The blue symbols in the graph show the results of the other analysis. To look for a correlation between codon bias and USS reading frame usage, I needed a crude score indicating how easily each USS-encoded tripeptide would be translated. I was able to get a table of codon usage for the H. influenzae proteome from the TIGR website; this gave the percent usage of each codon. So for each tripeptide I calculated a 'USS-codons' score as the sum of the percentages of the codons specified by USSs in that reading frame, and a 'best-codons' score as the sum of the percentages of the most commonly used codons for its three amino acids. Then I calculated a 'codon cost' as the ratios of these scores, and multiplied it by 100 so it would fit neatly on the graph.

If codon cost contributes to the disparity in reading frame usage by USS, we expect the blue points to show an inverse relationship; the highest codon costs should be for the least-used reading frames, so the blue line should slope down to the right. Instead we see no correlation at all. This tells us that codon bias makes little or no contribution to persistence of USSs in different reading frames.

We're not surprised by this second result. (In fact one of the postdocs was so sure of it that she didn't think the analysis was worth doing.) Other analysis we've done has indicated that USS are rarely found in categories of genes known to be subject to strong codon bias. But that's for a different paper, and this new analysis will nicely address concerns raised by both reviewers of our present paper.

Next?

OK, so the induction of CRP-S genes experiments established clearly that the ppdA gene's CRP-S promoter isn't being induced by the growth conditions I tried. And that changes in beta-gal activity don't necessarily result from changes in promoter activity. What to do now?

To make progress in these experiments, I need better tools for manipulating genes. I want to put the ppdD::lacZ fusion into the chromosome (it's on a plasmid now) and I want to test the effect of knocking out various genes, and I want to try a 'wild' E. coli strain. All of these require recombining desired genes into the chromosome, so I need to get the recombineering technique working for me. One of the post-docs was working on this, so I just need to take up where she left off.

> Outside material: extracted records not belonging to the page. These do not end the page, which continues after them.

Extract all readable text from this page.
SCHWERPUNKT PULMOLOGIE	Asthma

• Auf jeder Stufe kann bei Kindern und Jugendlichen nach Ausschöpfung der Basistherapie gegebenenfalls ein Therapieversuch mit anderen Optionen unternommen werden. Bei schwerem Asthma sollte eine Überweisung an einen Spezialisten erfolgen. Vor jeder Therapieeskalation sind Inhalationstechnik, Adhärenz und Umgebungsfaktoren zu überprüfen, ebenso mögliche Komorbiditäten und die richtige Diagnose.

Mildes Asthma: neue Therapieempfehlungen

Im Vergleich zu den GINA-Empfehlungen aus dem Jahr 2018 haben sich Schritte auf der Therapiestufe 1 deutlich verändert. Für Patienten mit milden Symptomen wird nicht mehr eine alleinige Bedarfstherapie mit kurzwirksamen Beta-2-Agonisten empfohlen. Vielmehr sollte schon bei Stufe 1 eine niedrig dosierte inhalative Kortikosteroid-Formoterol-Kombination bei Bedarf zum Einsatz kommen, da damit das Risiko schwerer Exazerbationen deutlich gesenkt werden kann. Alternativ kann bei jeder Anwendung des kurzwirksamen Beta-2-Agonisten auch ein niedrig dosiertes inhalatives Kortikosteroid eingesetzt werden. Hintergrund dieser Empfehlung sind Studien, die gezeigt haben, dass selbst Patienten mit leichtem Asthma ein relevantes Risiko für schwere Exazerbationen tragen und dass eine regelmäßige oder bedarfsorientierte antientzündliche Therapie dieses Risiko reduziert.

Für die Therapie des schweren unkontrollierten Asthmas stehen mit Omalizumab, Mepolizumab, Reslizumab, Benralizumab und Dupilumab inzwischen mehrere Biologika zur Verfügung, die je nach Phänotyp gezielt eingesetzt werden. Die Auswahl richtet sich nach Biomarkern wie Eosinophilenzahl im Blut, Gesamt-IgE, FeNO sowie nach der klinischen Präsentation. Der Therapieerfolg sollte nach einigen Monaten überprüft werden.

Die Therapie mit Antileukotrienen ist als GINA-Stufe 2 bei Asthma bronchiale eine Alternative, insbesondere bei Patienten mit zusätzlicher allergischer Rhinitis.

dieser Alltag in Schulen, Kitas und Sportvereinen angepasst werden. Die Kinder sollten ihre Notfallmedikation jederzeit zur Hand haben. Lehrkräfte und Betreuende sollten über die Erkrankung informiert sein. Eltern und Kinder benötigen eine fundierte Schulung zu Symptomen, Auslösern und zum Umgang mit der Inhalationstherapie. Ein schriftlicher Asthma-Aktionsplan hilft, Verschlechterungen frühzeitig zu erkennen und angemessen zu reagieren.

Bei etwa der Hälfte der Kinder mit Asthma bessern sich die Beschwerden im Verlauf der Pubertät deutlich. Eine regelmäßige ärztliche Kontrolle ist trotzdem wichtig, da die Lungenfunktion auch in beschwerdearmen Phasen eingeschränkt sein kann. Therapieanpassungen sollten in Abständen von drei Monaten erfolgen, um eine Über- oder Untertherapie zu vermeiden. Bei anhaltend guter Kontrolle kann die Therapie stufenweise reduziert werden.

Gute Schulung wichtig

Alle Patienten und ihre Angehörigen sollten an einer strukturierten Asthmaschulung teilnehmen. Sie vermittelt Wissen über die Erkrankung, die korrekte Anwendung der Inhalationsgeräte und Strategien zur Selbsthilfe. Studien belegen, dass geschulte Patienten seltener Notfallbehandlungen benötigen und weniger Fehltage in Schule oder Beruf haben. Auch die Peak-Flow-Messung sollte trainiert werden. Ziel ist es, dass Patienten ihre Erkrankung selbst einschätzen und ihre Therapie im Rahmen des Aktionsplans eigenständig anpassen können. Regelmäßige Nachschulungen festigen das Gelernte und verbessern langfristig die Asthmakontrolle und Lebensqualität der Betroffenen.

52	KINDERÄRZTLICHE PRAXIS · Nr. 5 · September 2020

I also need to get back to the tests I was setting up of components of the laser-tweezers project. I was just about ready to test attaching DNA to beads (have the beads with the bound streptavidin, have the biotinylated nucleotides to put on the ends of the DNA, have the DNA prep). Separately, I need to work with the new post-doc on an antibody-based method to attach H. influenzae cells to other beads, so they can easily be pushed around under the microscope.